Dimanche 19 janvier 1919

J’en ai quand même « écrasé ». Nous ne nous levons pas de bonne heure. Il y a encore des musiciens qui ne sont pas rentrés ; entre autre le chef de musique. Nous ne faisons rien de la matinée, dégustons les nombreux colis à l’heure de la soupe et la « gnôle » ensuite.

L’après-midi nous devons déménager pour habiter dans des bâtiments en briques servant de cantine avant la guerre. Il y a tout le confort : eau, éclairage électrique, poêle, charbon etc. et nous touchons paillasse et sac de couchage pour être isolés du carrelage et ne pas coucher sur la dure. Nous ramenons tables, bancs et bois de toute sorte. A la nuit nous sommes installés dans notre nouvelle demeure. A côté, nous avons cuisine et salle de répétition.
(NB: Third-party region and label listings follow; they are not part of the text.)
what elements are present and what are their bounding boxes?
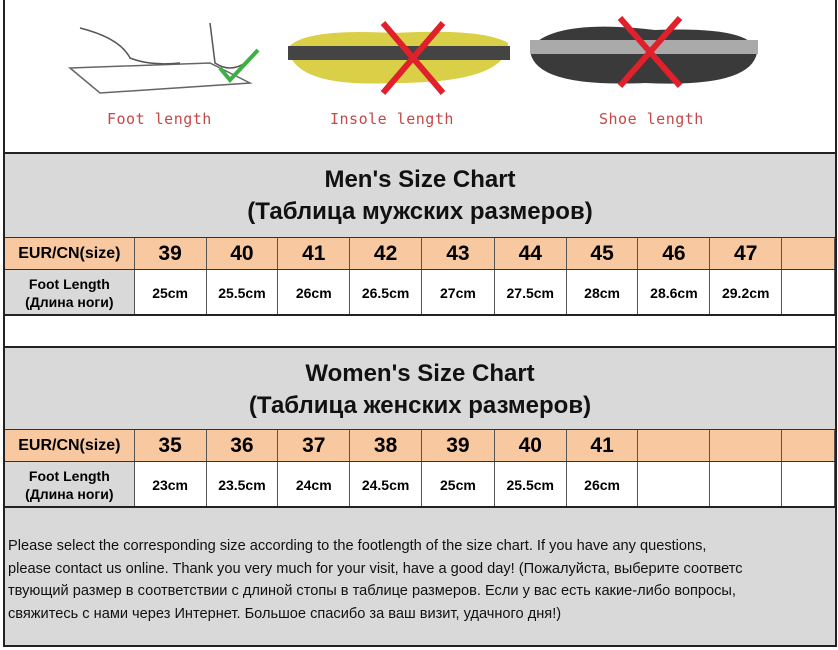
foot-length-label: Foot Length (Длина ноги) xyxy=(5,462,135,507)
size-cell: 45 xyxy=(566,238,639,270)
measurement-guide: Foot length Insole length Shoe length xyxy=(5,0,835,154)
foot-length-label-en: Foot Length xyxy=(28,276,110,292)
foot-length-cell: 25cm xyxy=(422,462,495,507)
size-label: EUR/CN(size) xyxy=(5,238,135,270)
size-cell: 41 xyxy=(278,238,351,270)
women-chart-subtitle: (Таблица женских размеров) xyxy=(248,392,592,419)
foot-length-cell: 25.5cm xyxy=(494,462,567,507)
shoe-sole-illustration xyxy=(530,16,758,88)
size-cell: 47 xyxy=(710,238,783,270)
women-size-row: EUR/CN(size) 35 36 37 38 39 40 41 xyxy=(5,429,836,462)
foot-length-label-ru: (Длина ноги) xyxy=(25,294,114,310)
foot-length-cell: 25.5cm xyxy=(206,270,279,316)
note-line: Please select the corresponding size acc… xyxy=(8,538,707,554)
foot-length-label-ru: (Длина ноги) xyxy=(25,485,114,502)
foot-length-cell xyxy=(782,270,836,316)
note-line: твующий размер в соответствии с длиной с… xyxy=(8,583,736,599)
size-selection-note: Please select the corresponding size acc… xyxy=(5,506,835,645)
size-cell: 41 xyxy=(566,430,639,462)
foot-length-cell: 23cm xyxy=(134,462,207,507)
size-cell: 40 xyxy=(206,238,279,270)
size-cell: 38 xyxy=(350,430,422,462)
size-cell xyxy=(782,430,836,462)
foot-length-cell xyxy=(782,462,836,507)
size-cell: 43 xyxy=(422,238,495,270)
foot-length-cell: 24.5cm xyxy=(350,462,422,507)
women-chart-title: Women's Size Chart xyxy=(305,360,535,387)
foot-length-illustration xyxy=(68,22,260,94)
size-cell: 46 xyxy=(638,238,711,270)
note-line: please contact us online. Thank you very… xyxy=(8,560,743,577)
foot-length-label: Foot Length (Длина ноги) xyxy=(5,270,135,316)
size-label: EUR/CN(size) xyxy=(5,430,135,462)
men-chart-header: Men's Size Chart (Таблица мужских размер… xyxy=(5,154,835,238)
foot-length-cell: 29.2cm xyxy=(710,270,783,316)
foot-length-cell xyxy=(710,462,783,507)
foot-length-cell: 26cm xyxy=(566,462,639,507)
note-line: свяжитесь с нами через Интернет. Большое… xyxy=(8,605,562,622)
insole-length-caption: Insole length xyxy=(330,110,454,128)
size-cell xyxy=(710,430,783,462)
size-cell: 36 xyxy=(206,430,279,462)
foot-length-cell: 28.6cm xyxy=(638,270,711,316)
women-foot-length-row: Foot Length (Длина ноги) 23cm 23.5cm 24cm 24.… xyxy=(5,461,836,507)
foot-length-cell: 27.5cm xyxy=(494,270,567,316)
men-chart-title: Men's Size Chart xyxy=(324,166,516,193)
foot-length-cell: 25cm xyxy=(134,270,207,316)
size-cell: 37 xyxy=(278,430,351,462)
foot-length-cell: 27cm xyxy=(422,270,495,316)
size-cell: 42 xyxy=(350,238,422,270)
foot-length-cell: 26.5cm xyxy=(350,270,422,316)
foot-length-cell: 24cm xyxy=(278,462,351,507)
size-cell xyxy=(638,430,711,462)
size-cell: 39 xyxy=(134,238,207,270)
men-size-row: EUR/CN(size) 39 40 41 42 43 44 45 46 47 xyxy=(5,237,836,270)
foot-length-cell: 26cm xyxy=(278,270,351,316)
size-chart: Foot length Insole length Shoe length Me… xyxy=(3,0,837,647)
women-chart-header: Women's Size Chart (Таблица женских разм… xyxy=(5,348,835,430)
men-chart-subtitle: (Таблица мужских размеров) xyxy=(247,198,593,225)
cross-icon xyxy=(617,16,683,88)
size-cell: 39 xyxy=(422,430,495,462)
foot-length-label-en: Foot Length xyxy=(28,467,110,484)
size-cell: 40 xyxy=(494,430,567,462)
shoe-length-caption: Shoe length xyxy=(599,110,704,128)
size-cell: 35 xyxy=(134,430,207,462)
men-foot-length-row: Foot Length (Длина ноги) 25cm 25.5cm 26cm 26.… xyxy=(5,269,836,316)
foot-length-cell: 28cm xyxy=(566,270,639,316)
spacer xyxy=(5,314,835,348)
insole-illustration xyxy=(288,21,510,95)
cross-icon xyxy=(380,21,446,95)
check-icon xyxy=(218,48,260,84)
size-cell: 44 xyxy=(494,238,567,270)
foot-length-caption: Foot length xyxy=(107,110,212,128)
foot-length-cell: 23.5cm xyxy=(206,462,279,507)
size-cell xyxy=(782,238,836,270)
foot-length-cell xyxy=(638,462,711,507)
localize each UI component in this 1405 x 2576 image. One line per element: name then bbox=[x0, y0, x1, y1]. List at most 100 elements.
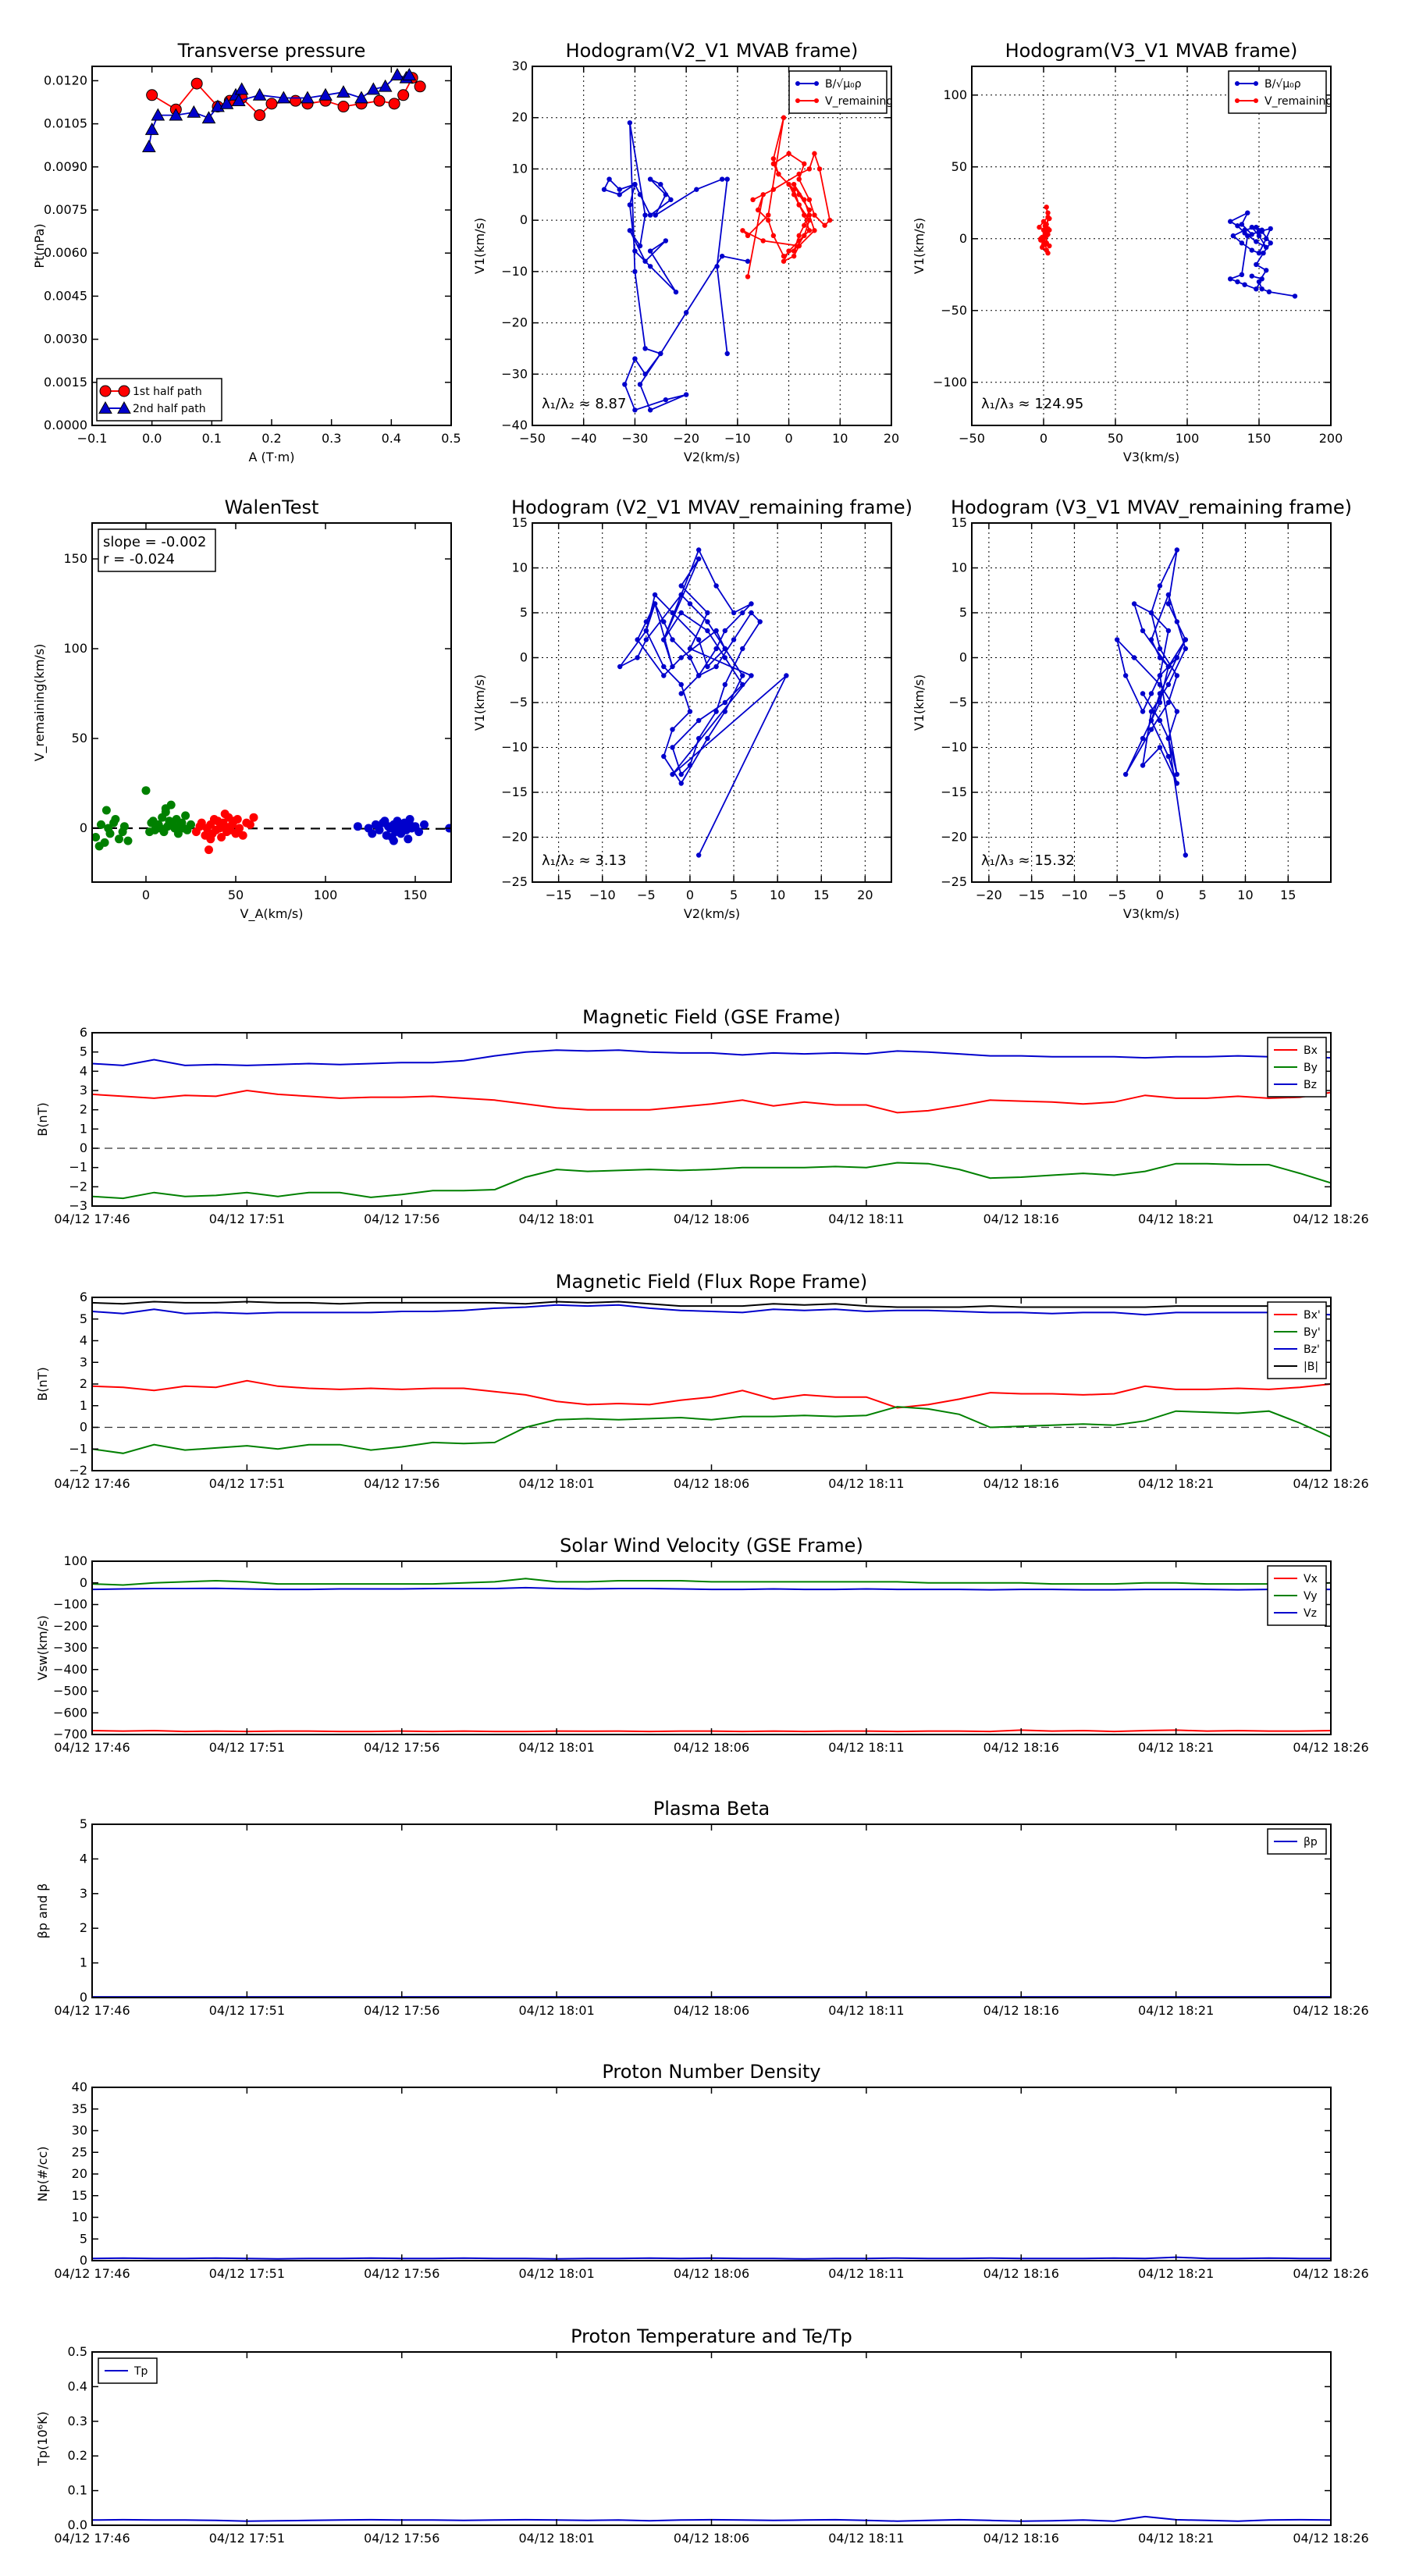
series-red-point bbox=[249, 813, 258, 822]
y-tick-label: 0.3 bbox=[68, 2414, 87, 2428]
series-s0-point bbox=[695, 556, 702, 562]
y-axis-label: V1(km/s) bbox=[912, 674, 927, 731]
series-s0-point bbox=[722, 681, 728, 688]
series-green-point bbox=[145, 827, 155, 837]
series-b-point bbox=[632, 407, 638, 413]
plot-area bbox=[1114, 547, 1189, 858]
plot-area bbox=[92, 786, 451, 855]
series-1sthalfpath-point bbox=[146, 89, 158, 101]
legend-marker bbox=[795, 81, 800, 86]
series-b-point bbox=[1259, 276, 1264, 282]
legend-label: By' bbox=[1304, 1326, 1321, 1339]
series-s0-point bbox=[1148, 727, 1154, 732]
series-red-point bbox=[206, 834, 215, 844]
series-2ndhalfpath-point bbox=[201, 111, 216, 124]
y-tick-label: 0.1 bbox=[68, 2483, 87, 2498]
y-axis-label: B(nT) bbox=[35, 1102, 50, 1136]
plot-frame bbox=[971, 66, 1332, 426]
y-axis-label: B(nT) bbox=[35, 1367, 50, 1400]
y-tick-label: −10 bbox=[941, 740, 967, 755]
plot-area bbox=[1037, 205, 1298, 299]
series-1sthalfpath-point bbox=[290, 94, 302, 107]
series-b-point bbox=[1249, 273, 1255, 279]
series-blue-point bbox=[353, 822, 362, 831]
series-green-point bbox=[115, 834, 123, 844]
series-vremaining-point bbox=[770, 233, 777, 239]
legend: Bx' By' Bz' |B| bbox=[1267, 1301, 1327, 1379]
series-s0-point bbox=[1148, 717, 1154, 724]
series-s0-point bbox=[749, 610, 754, 616]
x-tick-label: 0 bbox=[1040, 431, 1048, 446]
series-vremaining-point bbox=[760, 238, 766, 244]
x-tick-label: −15 bbox=[1019, 888, 1045, 902]
series-s0-point bbox=[617, 664, 623, 670]
series-s0-point bbox=[722, 655, 728, 660]
series-s0-point bbox=[722, 709, 728, 714]
series-green-point bbox=[187, 820, 195, 829]
y-tick-label: 5 bbox=[959, 605, 967, 620]
chart-title: Hodogram (V2_V1 MVAV_remaining frame) bbox=[511, 496, 912, 518]
x-tick-label: 0 bbox=[142, 888, 150, 902]
series-s0-point bbox=[1157, 655, 1163, 660]
series-b-point bbox=[632, 181, 638, 187]
series-b-point bbox=[647, 248, 653, 254]
legend-label: Vy bbox=[1304, 1590, 1318, 1603]
legend-marker bbox=[1254, 81, 1258, 86]
series-b-point bbox=[1239, 272, 1245, 277]
plot-frame bbox=[91, 1032, 1332, 1207]
series-1sthalfpath-point bbox=[397, 89, 410, 101]
series-vremaining-point bbox=[791, 248, 797, 254]
series-blue-point bbox=[405, 815, 414, 824]
chart-title: Magnetic Field (Flux Rope Frame) bbox=[556, 1271, 867, 1293]
x-tick-label: 15 bbox=[1280, 888, 1296, 902]
series-b-point bbox=[668, 197, 674, 203]
series-1sthalfpath-point bbox=[254, 109, 266, 122]
series-vremaining-point bbox=[766, 217, 771, 223]
series-b-point bbox=[683, 310, 689, 315]
legend-box bbox=[1228, 70, 1327, 114]
series-s0-point bbox=[1174, 673, 1180, 678]
series-b-point bbox=[1264, 236, 1269, 241]
x-tick-label: 04/12 17:51 bbox=[209, 2531, 285, 2546]
series-s0-point bbox=[670, 664, 675, 670]
legend-marker bbox=[1235, 98, 1240, 103]
series-b-point bbox=[1254, 262, 1259, 268]
y-tick-label: 0.0 bbox=[68, 2517, 87, 2532]
series-b-point bbox=[1254, 239, 1259, 244]
x-tick-label: 0 bbox=[1156, 888, 1164, 902]
x-tick-label: 10 bbox=[1237, 888, 1253, 902]
y-tick-label: 0.2 bbox=[68, 2448, 87, 2463]
series-vremaining-point bbox=[766, 212, 771, 218]
series-vremaining-point bbox=[802, 212, 807, 218]
series-s0-point bbox=[1131, 655, 1137, 660]
plot-area bbox=[601, 115, 833, 413]
series-s0-point bbox=[643, 637, 649, 642]
y-tick-label: 0.0060 bbox=[44, 245, 87, 260]
series-b-point bbox=[1261, 251, 1266, 256]
plot-frame bbox=[91, 1297, 1332, 1471]
series-vremaining-point bbox=[781, 253, 787, 259]
series-s0-point bbox=[661, 619, 667, 624]
x-tick-label: 04/12 17:46 bbox=[54, 1740, 130, 1755]
series-2ndhalfpath-point bbox=[276, 91, 291, 104]
chart-title: Magnetic Field (GSE Frame) bbox=[582, 1006, 841, 1028]
series-by-line bbox=[92, 1406, 1331, 1454]
series-s0-point bbox=[713, 583, 719, 589]
y-tick-label: 0 bbox=[959, 650, 967, 665]
y-tick-label: 10 bbox=[512, 560, 528, 575]
series-b-point bbox=[632, 356, 638, 361]
series-vremaining-point bbox=[776, 171, 781, 177]
y-tick-label: 0.0045 bbox=[44, 288, 87, 303]
y-tick-label: 2 bbox=[80, 1920, 87, 1935]
eigenvalue-ratio-annotation: λ₁/λ₂ ≈ 8.87 bbox=[542, 396, 626, 412]
series-vremaining-point bbox=[802, 233, 807, 239]
series-b-point bbox=[1242, 227, 1247, 233]
chart-ts3: Solar Wind Velocity (GSE Frame) 04/12 17:… bbox=[35, 1535, 1369, 1755]
y-tick-label: 35 bbox=[72, 2101, 87, 2116]
y-axis-label: V1(km/s) bbox=[472, 218, 487, 274]
series-vremaining-point bbox=[806, 217, 813, 223]
y-tick-label: −1 bbox=[69, 1441, 87, 1456]
series-s0-point bbox=[1165, 753, 1172, 760]
series-s0-point bbox=[740, 673, 745, 678]
series-blue-point bbox=[375, 825, 384, 834]
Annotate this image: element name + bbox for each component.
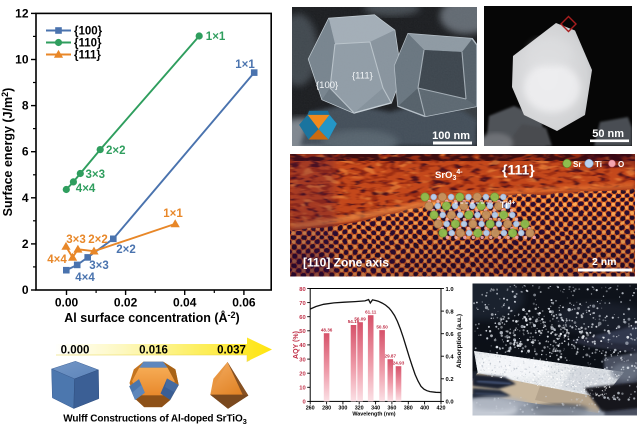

Nous habitons en bout de camp c’est-à-dire tout près de Mailly, du cinéma, de la manutention, des marchands de frites etc.  Nous sommes pour ainsi dire en ville.

Quelques permissionnaires rentrent encore dans la soirée. Le froid a fait son apparition et semble disposé à persister. Nous sommes ici jusqu’au 5 février pour assurer les services du camp et de la démobilisation des R.A.T.* et T**.